Dopo le comunicazioni positive fatte ieri dall’OCSE, le proiezioni macroeconomiche per l’area dell’euro formulate dagli esperti della Bce nel settembre 2017 confermano il trend positivo dell’economia. Le previsioni fatte rappresentano una crescita del PIL  in termini reali del  2,2% per cento nel 2017, dell’1,8% nel 2018 e dell’1,7% nel 2019. Rispetto all’esercizio condotto a giugno 2017 dagli esperti dell’Eurotower, le prospettive di crescita del PIL sono state riviste al rialzo per il 2017 e restano in seguito pressoché invariate.
Con riferimento al fenomeno dell’immigrazione la BCE ha scritto: “Nell’area dell’euro nel suo complesso durante la ripresa, l’immigrazione ha dato un ampio contributo positivo alla popolazione in età lavorativa, riflettendo soprattutto l’afflusso di  lavoratori dai nuovi stati membri dell’Unione europea. A sua volta ciò ha verosimilmente avuto un effetto considerevole sulla forza lavoro, in particolare in Germania e Italia, ma anche in altre economie minori dell’area”.
Con riferimento alla forza lavoro femminile, nel bollettino si legge: “Proseguendo un trend di lungo periodo, l’aumento della forza lavoro durante la ripresa economica è stato trainato dalla partecipazione femminile. Se l’aumento della percentuale di persone appartenenti a fasce d’età più elevate caratterizza entrambi i generi, per le donne la crescita del tasso di partecipazione nel corso della ripresa è stata più sostenuta, mentre il calo della forza lavoro in piena età lavorativa (tra i 25 ed i 54 anni di età) è stato più contenuto. A incidere su questo risultato il livello di scolarizzazione”.
La BCE sull’inflazione recita: “Le misure dell’inflazione di fondo hanno registrato un lieve aumento negli ultimi mesi, ma devono ancora mostrare convincenti segnali di una perdurante tendenza al rialzo. Sulla base della stima preliminare dell’Eurostat, l’inflazione al netto di alimentari e beni energetici si collocava all’1,2 per cento ad agosto, invariata rispetto a luglio, ma superiore di 0,4 punti percentuali rispetto alla media registrata nell’ultimo trimestre del 2016. Le pressioni interne sui costi, derivanti in particolare dai mercati del lavoro, sono tuttora contenute. L’inflazione di fondo nell’area dell’euro dovrebbe aumentare gradualmente nel medio termine, sostenuta dalle misure di politica monetaria della Bce, dal perdurare dell’espansione economica, nonché dalla progressiva riduzione della capacità inutilizzata nell’economia e dall’incremento dei salari associati a tale espansione”.

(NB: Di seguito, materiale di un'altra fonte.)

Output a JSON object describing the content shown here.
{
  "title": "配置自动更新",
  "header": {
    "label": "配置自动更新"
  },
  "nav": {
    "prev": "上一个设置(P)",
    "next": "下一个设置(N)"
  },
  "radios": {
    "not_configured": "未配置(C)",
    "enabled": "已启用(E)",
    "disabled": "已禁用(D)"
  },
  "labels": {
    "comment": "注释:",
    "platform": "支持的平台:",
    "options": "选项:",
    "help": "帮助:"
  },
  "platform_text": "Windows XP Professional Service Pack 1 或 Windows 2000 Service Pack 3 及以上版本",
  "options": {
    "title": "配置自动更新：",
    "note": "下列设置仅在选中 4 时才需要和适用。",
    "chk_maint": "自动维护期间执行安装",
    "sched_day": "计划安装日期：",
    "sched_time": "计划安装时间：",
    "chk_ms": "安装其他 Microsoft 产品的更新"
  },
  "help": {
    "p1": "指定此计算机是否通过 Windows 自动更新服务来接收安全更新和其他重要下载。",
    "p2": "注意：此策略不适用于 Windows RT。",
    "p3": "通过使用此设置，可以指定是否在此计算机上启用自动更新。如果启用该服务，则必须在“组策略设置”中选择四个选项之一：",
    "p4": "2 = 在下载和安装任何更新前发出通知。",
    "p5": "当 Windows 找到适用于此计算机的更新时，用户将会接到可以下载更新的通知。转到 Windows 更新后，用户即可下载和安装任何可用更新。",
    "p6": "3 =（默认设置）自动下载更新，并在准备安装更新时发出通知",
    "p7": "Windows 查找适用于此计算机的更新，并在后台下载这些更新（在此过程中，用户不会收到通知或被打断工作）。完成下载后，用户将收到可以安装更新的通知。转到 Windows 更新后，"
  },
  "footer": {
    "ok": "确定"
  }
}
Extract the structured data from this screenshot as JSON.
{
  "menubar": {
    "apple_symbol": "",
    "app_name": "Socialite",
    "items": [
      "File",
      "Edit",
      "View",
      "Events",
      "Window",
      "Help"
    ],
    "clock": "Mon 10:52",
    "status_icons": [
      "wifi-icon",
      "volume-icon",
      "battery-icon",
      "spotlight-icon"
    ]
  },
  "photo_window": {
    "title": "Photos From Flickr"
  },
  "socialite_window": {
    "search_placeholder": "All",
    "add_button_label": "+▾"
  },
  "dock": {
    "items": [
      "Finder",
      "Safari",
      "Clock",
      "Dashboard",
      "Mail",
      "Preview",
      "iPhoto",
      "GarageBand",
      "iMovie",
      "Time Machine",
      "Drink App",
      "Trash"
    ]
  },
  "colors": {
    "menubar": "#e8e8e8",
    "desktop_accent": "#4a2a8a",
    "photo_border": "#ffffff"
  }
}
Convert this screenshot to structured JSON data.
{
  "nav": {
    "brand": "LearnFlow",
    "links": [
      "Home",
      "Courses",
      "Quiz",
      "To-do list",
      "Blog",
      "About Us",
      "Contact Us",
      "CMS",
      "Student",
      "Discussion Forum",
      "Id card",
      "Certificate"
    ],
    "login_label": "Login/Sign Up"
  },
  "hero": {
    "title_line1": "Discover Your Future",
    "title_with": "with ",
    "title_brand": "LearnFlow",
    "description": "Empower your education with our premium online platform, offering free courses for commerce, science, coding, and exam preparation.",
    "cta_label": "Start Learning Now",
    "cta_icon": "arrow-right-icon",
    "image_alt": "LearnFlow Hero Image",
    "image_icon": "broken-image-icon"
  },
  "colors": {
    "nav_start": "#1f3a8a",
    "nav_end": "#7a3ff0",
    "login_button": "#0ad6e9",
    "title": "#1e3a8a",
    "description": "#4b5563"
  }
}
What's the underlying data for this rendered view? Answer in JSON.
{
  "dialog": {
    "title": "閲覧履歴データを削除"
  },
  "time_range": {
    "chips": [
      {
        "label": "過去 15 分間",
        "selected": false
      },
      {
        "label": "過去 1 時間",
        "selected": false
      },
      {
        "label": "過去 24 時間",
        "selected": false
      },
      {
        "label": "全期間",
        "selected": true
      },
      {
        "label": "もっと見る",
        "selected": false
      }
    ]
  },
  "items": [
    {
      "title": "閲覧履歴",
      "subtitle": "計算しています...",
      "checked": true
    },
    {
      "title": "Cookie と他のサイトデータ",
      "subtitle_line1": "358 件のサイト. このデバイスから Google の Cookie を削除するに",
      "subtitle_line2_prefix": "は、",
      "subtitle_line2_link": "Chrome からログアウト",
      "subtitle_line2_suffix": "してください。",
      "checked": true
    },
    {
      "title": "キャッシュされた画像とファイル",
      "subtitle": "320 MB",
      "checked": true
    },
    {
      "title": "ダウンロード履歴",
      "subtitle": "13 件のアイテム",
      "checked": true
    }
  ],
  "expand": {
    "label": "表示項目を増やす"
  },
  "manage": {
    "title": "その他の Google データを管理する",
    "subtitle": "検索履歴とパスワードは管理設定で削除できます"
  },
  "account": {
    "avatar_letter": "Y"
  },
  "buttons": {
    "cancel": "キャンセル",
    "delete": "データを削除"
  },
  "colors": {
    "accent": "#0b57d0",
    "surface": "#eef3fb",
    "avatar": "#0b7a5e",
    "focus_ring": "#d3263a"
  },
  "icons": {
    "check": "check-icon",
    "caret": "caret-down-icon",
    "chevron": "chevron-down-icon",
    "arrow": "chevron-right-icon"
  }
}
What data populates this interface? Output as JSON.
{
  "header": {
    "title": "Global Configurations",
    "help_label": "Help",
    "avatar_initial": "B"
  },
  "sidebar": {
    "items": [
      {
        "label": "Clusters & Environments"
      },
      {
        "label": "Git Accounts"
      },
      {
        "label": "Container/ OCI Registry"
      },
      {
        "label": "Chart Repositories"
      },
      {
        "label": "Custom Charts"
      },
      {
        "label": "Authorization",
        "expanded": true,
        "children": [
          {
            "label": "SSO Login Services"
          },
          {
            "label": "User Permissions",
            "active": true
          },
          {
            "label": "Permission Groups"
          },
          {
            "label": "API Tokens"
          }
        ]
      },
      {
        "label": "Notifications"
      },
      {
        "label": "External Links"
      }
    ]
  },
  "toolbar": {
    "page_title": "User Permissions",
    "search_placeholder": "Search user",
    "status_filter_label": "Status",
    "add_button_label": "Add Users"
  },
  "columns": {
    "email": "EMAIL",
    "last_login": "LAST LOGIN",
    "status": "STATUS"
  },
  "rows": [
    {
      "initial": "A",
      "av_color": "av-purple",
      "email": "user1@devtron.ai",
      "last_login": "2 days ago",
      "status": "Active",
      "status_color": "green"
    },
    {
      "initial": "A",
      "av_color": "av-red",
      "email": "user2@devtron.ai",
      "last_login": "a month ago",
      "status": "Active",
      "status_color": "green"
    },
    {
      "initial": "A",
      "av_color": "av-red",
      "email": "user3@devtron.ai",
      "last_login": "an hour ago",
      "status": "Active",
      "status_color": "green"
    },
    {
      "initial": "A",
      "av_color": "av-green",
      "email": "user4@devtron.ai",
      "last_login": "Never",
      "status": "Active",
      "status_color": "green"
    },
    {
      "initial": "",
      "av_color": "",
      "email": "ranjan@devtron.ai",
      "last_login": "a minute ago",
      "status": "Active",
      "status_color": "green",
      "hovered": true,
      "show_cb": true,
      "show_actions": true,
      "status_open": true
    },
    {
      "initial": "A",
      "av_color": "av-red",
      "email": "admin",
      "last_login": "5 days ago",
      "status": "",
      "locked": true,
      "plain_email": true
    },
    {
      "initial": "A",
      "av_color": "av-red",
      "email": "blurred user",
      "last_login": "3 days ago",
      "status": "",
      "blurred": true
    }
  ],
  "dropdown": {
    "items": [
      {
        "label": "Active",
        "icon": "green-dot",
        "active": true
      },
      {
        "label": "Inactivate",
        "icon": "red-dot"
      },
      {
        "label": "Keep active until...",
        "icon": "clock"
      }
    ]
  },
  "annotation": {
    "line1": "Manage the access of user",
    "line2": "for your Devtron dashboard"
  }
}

Nel Bollettino si legge anche: “Il Consiglio direttivo della Bce ha mantenuto invariato l’orientamento di politica monetaria e deciderà in autunno riguardo alla calibrazione degli strumenti di politica monetaria nel periodo successivo alla fine dell’anno”.
Invece, per quanto riguarda la disoccupazione in Italia, dal Bollettino emerge che la disoccupazione sta diminuendo ma non in modo soddisfacente. Italia e Slovenia presentano un tasso di senza lavoro in calo ma non soddisfano ancora i requisiti per una riduzione significativa della disoccupazione.
La BCE non ha ancora accennato alla robotizzazione dei processi produttivi che rallentano l’occupazione. La realtà ineluttabilmente crescente delle innovazioni nella produzione in sostituzione del lavoro umano, pone necessariamente una serie di importanti riflessioni per potere ottenere la crescita dell’occupazione in termini soddisfacenti.